イノベーション(2)
業界タブーをまったく気にしない

 ネットフリックスのオリジナルコンテンツについて、別の視点から特徴を挙げさせていただきたいのが、業界タブーを気にしないという話です。

 ネットフリックスのライバルであるテレビ業界には、さまざまなタブーがあります。ところがネットフリックスを見ているとそのタブーを頻繁に破るようなシーンが目につきます。

 たとえば、「全裸監督2」のキャストの中にはコカインで有罪(執行猶予)になったピエール瀧さんが自然な形で出演しています。同じく違法薬物のMDMAで有罪になった沢尻エリカさんも、「Followers」というネットフリックスオリジナルドラマで早期復帰しています。

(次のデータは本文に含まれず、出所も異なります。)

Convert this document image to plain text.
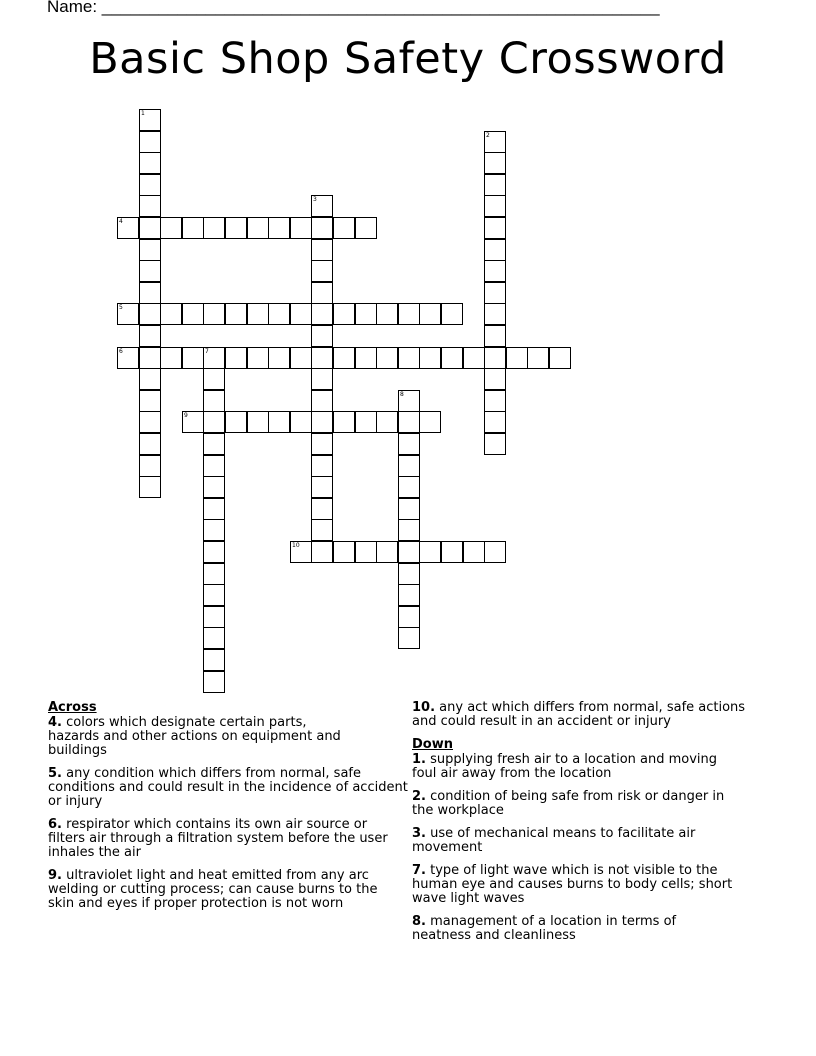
Name: ___________________________________________________________
Basic Shop Safety Crossword
1
2
3
4
5
6	7
8
9
10
Across
4. colors which designate certain parts, hazards and other actions on equipment and buildings
5. any condition which differs from normal, safe conditions and could result in the incidence of accident or injury
6. respirator which contains its own air source or filters air through a filtration system before the user inhales the air
9. ultraviolet light and heat emitted from any arc welding or cutting process; can cause burns to the skin and eyes if proper protection is not worn
10. any act which differs from normal, safe actions and could result in an accident or injury
Down
1. supplying fresh air to a location and moving foul air away from the location
2. condition of being safe from risk or danger in the workplace
3. use of mechanical means to facilitate air movement
7. type of light wave which is not visible to the human eye and causes burns to body cells; short wave light waves
8. management of a location in terms of neatness and cleanliness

 一方で、地上波がそう考えない理由はスポンサーの目があります。不祥事があったタレントを起用するとスポンサーが難色を示すのは、視聴者のごくごく一部がスポンサーに直でクレーム電話をするからと言われていて、一度不祥事を起こしたタレントが復帰しにくい業界タブー構造を生んでいます。

 この点でネットフリックスは、才能があれば世論はあまり気にしないのです。これがタレントの起用だけではなく、番組企画自体にも表れています。簡単に言えば、地上波が企画段階で捨てている「攻めた企画」がネットフリックスのオリジナル番組では採用されるのです。

 さて、私がこの記事の冒頭に山手線のラッピング広告列車の話をしたのは、実は車内の広告にあるコピーを見つけたからです。

「山手線の平均乗車時間11分48秒ということで、今際の国のアリス シーズン1を11分48秒でまとめた動画を上映中」というのがそのコピーです。